Mit seiner Arbeit möchte Stiemer gängige Formen der Literaturgeschichtsschreibung hinterfragen, die Erfolg und Misserfolg von Autoren hauptsächlich auf die literarische Qualität ihrer Texte zurückführen. „Wenn Schriftsteller erfolgreich werden, hat das niemals nur mit ihrem literarischen Talent zu tun“, erläutert er. Vielmehr finden oft begabte Autoren und geschickte Verleger zusammen, verbindet sich schriftstellerisches Talent mit gezielten Werbestrategien. Solche Verknüpfungen analysierte Stiemer bereits in seiner Dissertation über das deutschsprachige Feuilleton im Prag des ausgehenden 19. und frühen 20. Jahrhunderts.

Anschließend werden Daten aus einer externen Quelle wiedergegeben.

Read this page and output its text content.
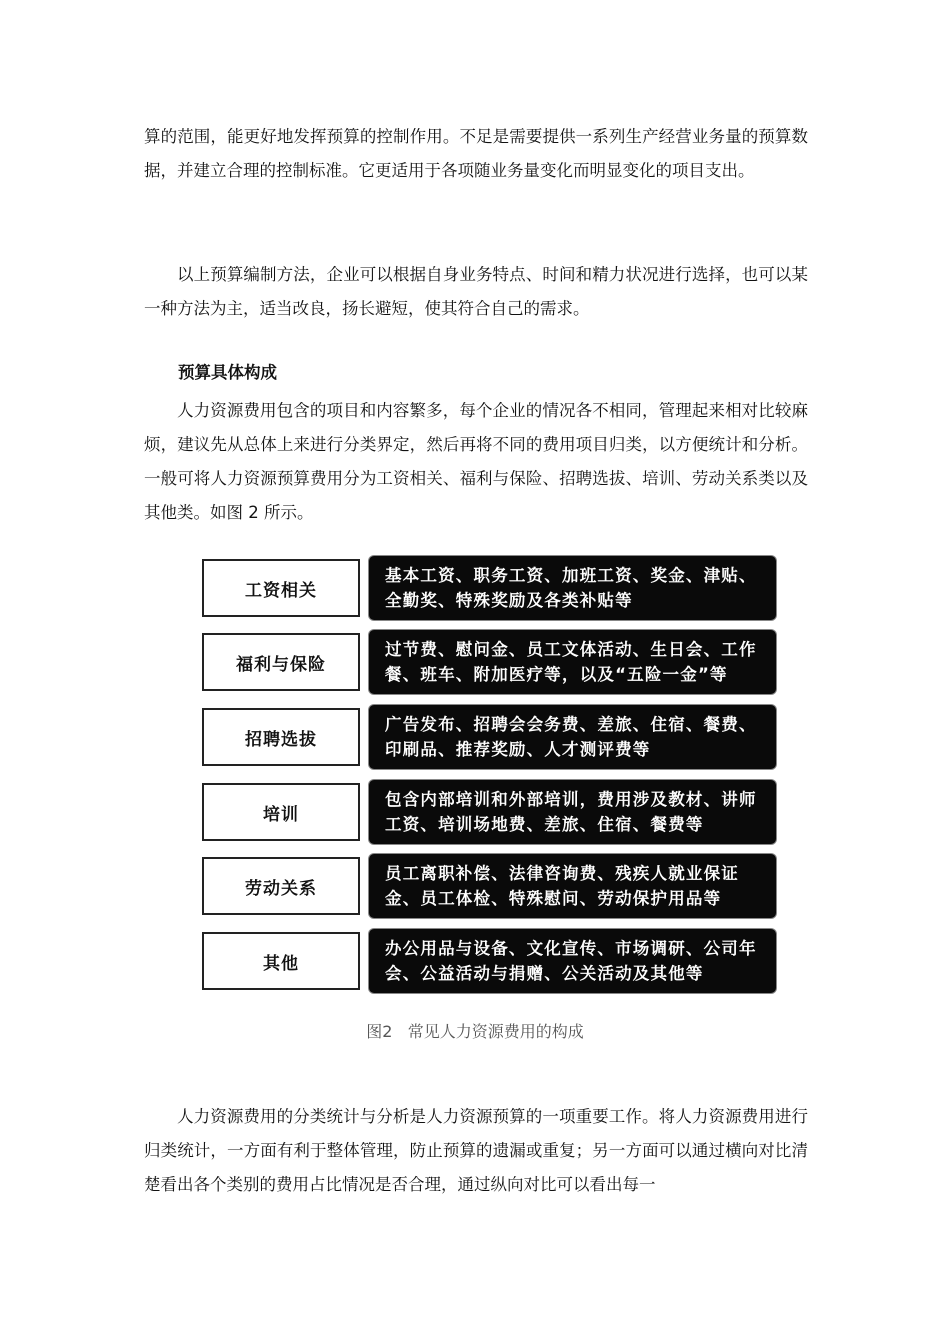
算的范围，能更好地发挥预算的控制作用。不足是需要提供一系列生产经营业务量的预算数据，并建立合理的控制标准。它更适用于各项随业务量变化而明显变化的项目支出。

以上预算编制方法，企业可以根据自身业务特点、时间和精力状况进行选择，也可以某一种方法为主，适当改良，扬长避短，使其符合自己的需求。

预算具体构成

人力资源费用包含的项目和内容繁多，每个企业的情况各不相同，管理起来相对比较麻烦，建议先从总体上来进行分类界定，然后再将不同的费用项目归类，以方便统计和分析。一般可将人力资源预算费用分为工资相关、福利与保险、招聘选拔、培训、劳动关系类以及其他类。如图 2 所示。

工资相关
基本工资、职务工资、加班工资、奖金、津贴、全勤奖、特殊奖励及各类补贴等
福利与保险
过节费、慰问金、员工文体活动、生日会、工作餐、班车、附加医疗等，以及“五险一金”等
招聘选拔
广告发布、招聘会会务费、差旅、住宿、餐费、印刷品、推荐奖励、人才测评费等
培训
包含内部培训和外部培训，费用涉及教材、讲师工资、培训场地费、差旅、住宿、餐费等
劳动关系
员工离职补偿、法律咨询费、残疾人就业保证金、员工体检、特殊慰问、劳动保护用品等
其他
办公用品与设备、文化宣传、市场调研、公司年会、公益活动与捐赠、公关活动及其他等
图2 常见人力资源费用的构成

人力资源费用的分类统计与分析是人力资源预算的一项重要工作。将人力资源费用进行归类统计，一方面有利于整体管理，防止预算的遗漏或重复；另一方面可以通过横向对比清楚看出各个类别的费用占比情况是否合理，通过纵向对比可以看出每一
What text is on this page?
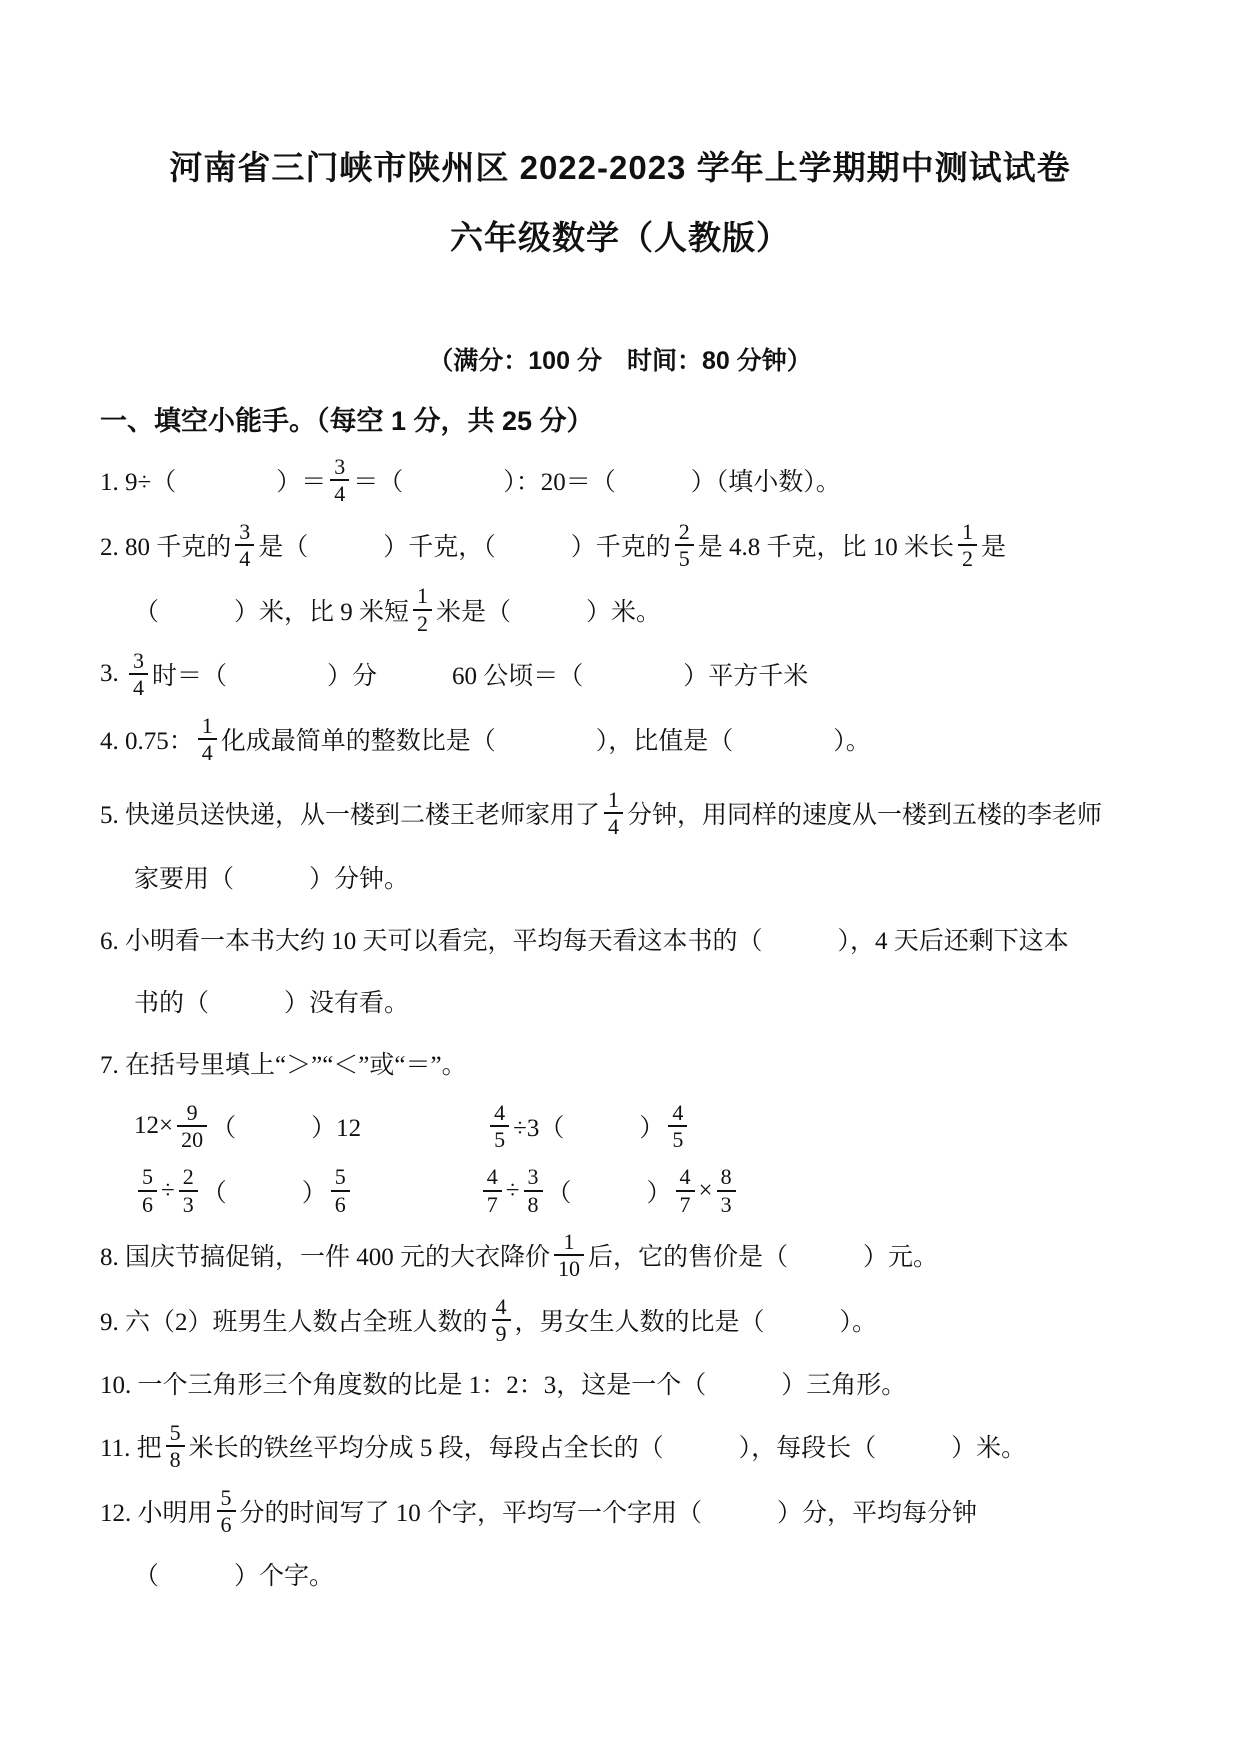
河南省三门峡市陕州区 2022-2023 学年上学期期中测试试卷
六年级数学（人教版）
（满分：100 分　时间：80 分钟）
一、填空小能手。（每空 1 分，共 25 分）
1. 9÷（　　　　）＝ $\frac{3}{4}$ ＝（　　　　）：20＝（　　　）（填小数）。
2. 80 千克的 $\frac{3}{4}$ 是（　　　）千克，（　　　）千克的 $\frac{2}{5}$ 是 4.8 千克，比 10 米长 $\frac{1}{2}$ 是
（　　　）米，比 9 米短 $\frac{1}{2}$ 米是（　　　）米。
3. $\frac{3}{4}$ 时＝（　　　　）分　　　60 公顷＝（　　　　）平方千米
4. 0.75： $\frac{1}{4}$ 化成最简单的整数比是（　　　　），比值是（　　　　）。
5. 快递员送快递，从一楼到二楼王老师家用了 $\frac{1}{4}$ 分钟，用同样的速度从一楼到五楼的李老师
家要用（　　　）分钟。
6. 小明看一本书大约 10 天可以看完，平均每天看这本书的（　　　），4 天后还剩下这本
书的（　　　）没有看。
7. 在括号里填上“＞”“＜”或“＝”。
$12\times \frac{9}{20}$ （　　　）12　　　　　 $\frac{4}{5} \div 3$（　　　） $\frac{4}{5}$
$\frac{5}{6} \div \frac{2}{3}$ （　　　） $\frac{5}{6}$
　　　　　	$\frac{4}{7} \div \frac{3}{8}$ （　　　） $\frac{4}{7} \times \frac{8}{3}$
8. 国庆节搞促销，一件 400 元的大衣降价 $\frac{1}{10}$ 后，它的售价是（　　　）元。
9. 六（2）班男生人数占全班人数的 $\frac{4}{9}$ ，男女生人数的比是（　　　）。
10. 一个三角形三个角度数的比是 1：2：3，这是一个（　　　）三角形。
11. 把 $\frac{5}{8}$ 米长的铁丝平均分成 5 段，每段占全长的（　　　），每段长（　　　）米。
12. 小明用 $\frac{5}{6}$ 分的时间写了 10 个字，平均写一个字用（　　　）分，平均每分钟
（　　　）个字。
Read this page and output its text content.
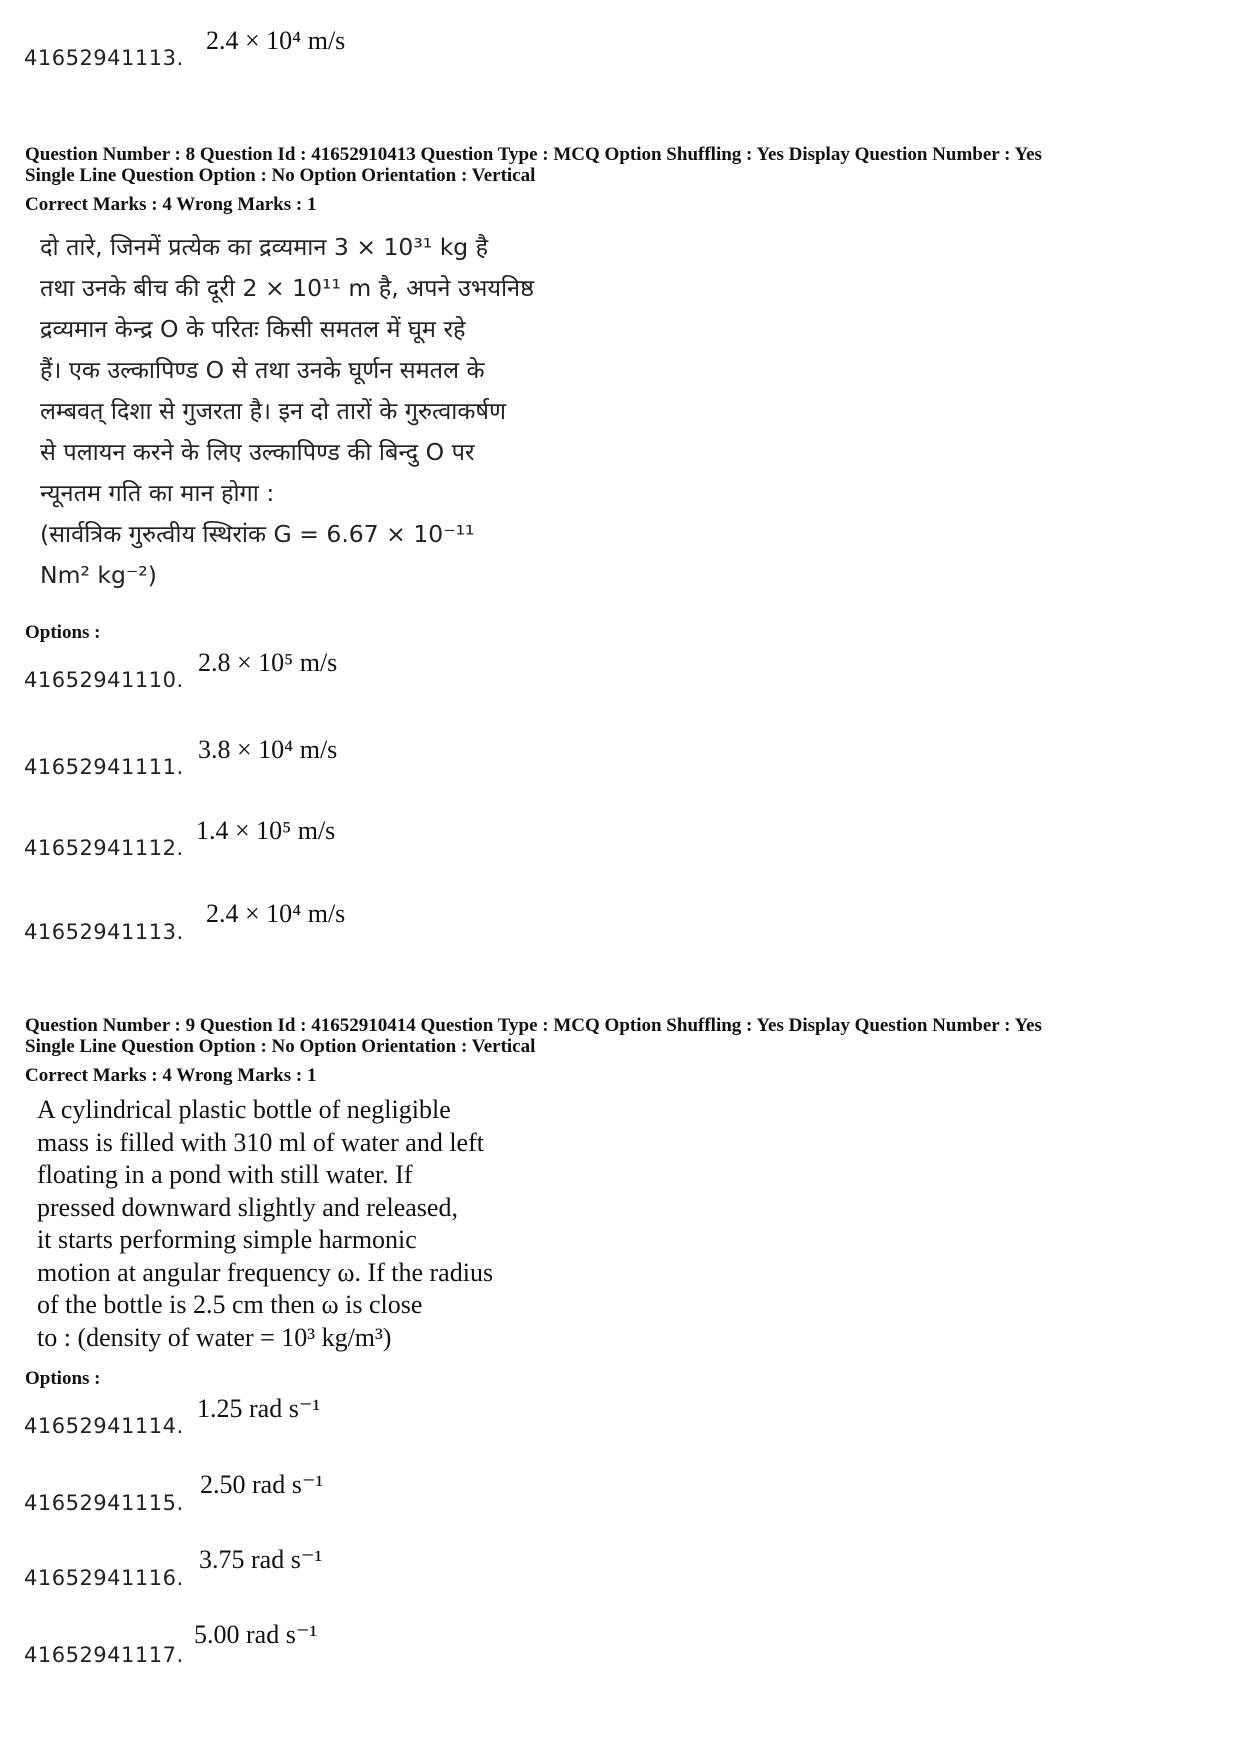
41652941113.
2.4 × 10⁴ m/s
Question Number : 8 Question Id : 41652910413 Question Type : MCQ Option Shuffling : Yes Display Question Number : Yes
Single Line Question Option : No Option Orientation : Vertical
Correct Marks : 4 Wrong Marks : 1

दो तारे, जिनमें प्रत्येक का द्रव्यमान 3 × 10³¹ kg है

तथा उनके बीच की दूरी 2 × 10¹¹ m है, अपने उभयनिष्ठ

द्रव्यमान केन्द्र O के परितः किसी समतल में घूम रहे

हैं। एक उल्कापिण्ड O से तथा उनके घूर्णन समतल के

लम्बवत् दिशा से गुजरता है। इन दो तारों के गुरुत्वाकर्षण

से पलायन करने के लिए उल्कापिण्ड की बिन्दु O पर

न्यूनतम गति का मान होगा :

(सार्वत्रिक गुरुत्वीय स्थिरांक G = 6.67 × 10⁻¹¹

Nm² kg⁻²)

Options :
41652941110.
2.8 × 10⁵ m/s
41652941111.
3.8 × 10⁴ m/s
41652941112.
1.4 × 10⁵ m/s
41652941113.
2.4 × 10⁴ m/s
Question Number : 9 Question Id : 41652910414 Question Type : MCQ Option Shuffling : Yes Display Question Number : Yes
Single Line Question Option : No Option Orientation : Vertical
Correct Marks : 4 Wrong Marks : 1

A cylindrical plastic bottle of negligible

mass is filled with 310 ml of water and left

floating in a pond with still water. If

pressed downward slightly and released,

it starts performing simple harmonic

motion at angular frequency ω. If the radius

of the bottle is 2.5 cm then ω is close

to : (density of water = 10³ kg/m³)

Options :
41652941114.
1.25 rad s⁻¹
41652941115.
2.50 rad s⁻¹
41652941116.
3.75 rad s⁻¹
41652941117.
5.00 rad s⁻¹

Dort verfolgte er schon das gleiche Anliegen wie in seinem aktuellen Projekt: Literaturgeschichte neu zu erzählen, mit einem Fokus auf verzweigten Netzwerken von Autoren, Verlegern und Journalisten statt auf wenigen „Genies“.
Mechanismen des Literaturmarkts
Mit diesem Ansatz beruft sich Stiemer, der neben Germanistik auch Sozialwissenschaften studiert hat, auf die sogenannte Feldtheorie von Pierre Bourdieu (1930-2002). Der französische Soziologe beschäftigte sich mit den sozialen Regeln und Mechanismen, die auf dem Literaturmarkt vorherrschend sind und konstatierte, dass wirtschaftliche Interessen prägend, aber nicht beherrschend sind. Historisch gesehen, so Bourdieu, würden die ökonomischen Einflüsse abnehmen, die Autoren immer mehr um der Kunst und nicht des wirtschaftlichen Erfolges willen schreiben.
Inwiefern das zutrifft, möchte Stiemer in Zukunft nicht nur für den deutschsprachigen Literaturbetrieb untersuchen. Das „Carl von Ossietzky Young Researchers' Fellowship“ ermöglicht es ihm, bei der Deutschen Forschungsgemeinschaft eine eigene Nachwuchsgruppe einzuwerben, zu der Wissenschaftlerinnen und Wissenschaftler aus der Anglistik, Niederlandistik oder Slavistik gehören sollen. Stiemers Plan ist es, seinen Forschungsansatz auch auf Literaturzeitschriften anderer Länder anzuwenden. Dabei soll es unter anderem um die Frage gehen, inwiefern sich literarische Entwicklungen in verschiedenen Ländern gegenseitig beeinflussten. Denn eines kann Stiemer schon jetzt sagen: Weder lassen sich Literatur und Wirtschaft strikt voneinander trennen, noch entwickelten sich die literarischen Moden einzelner Länder unabhängig voneinander.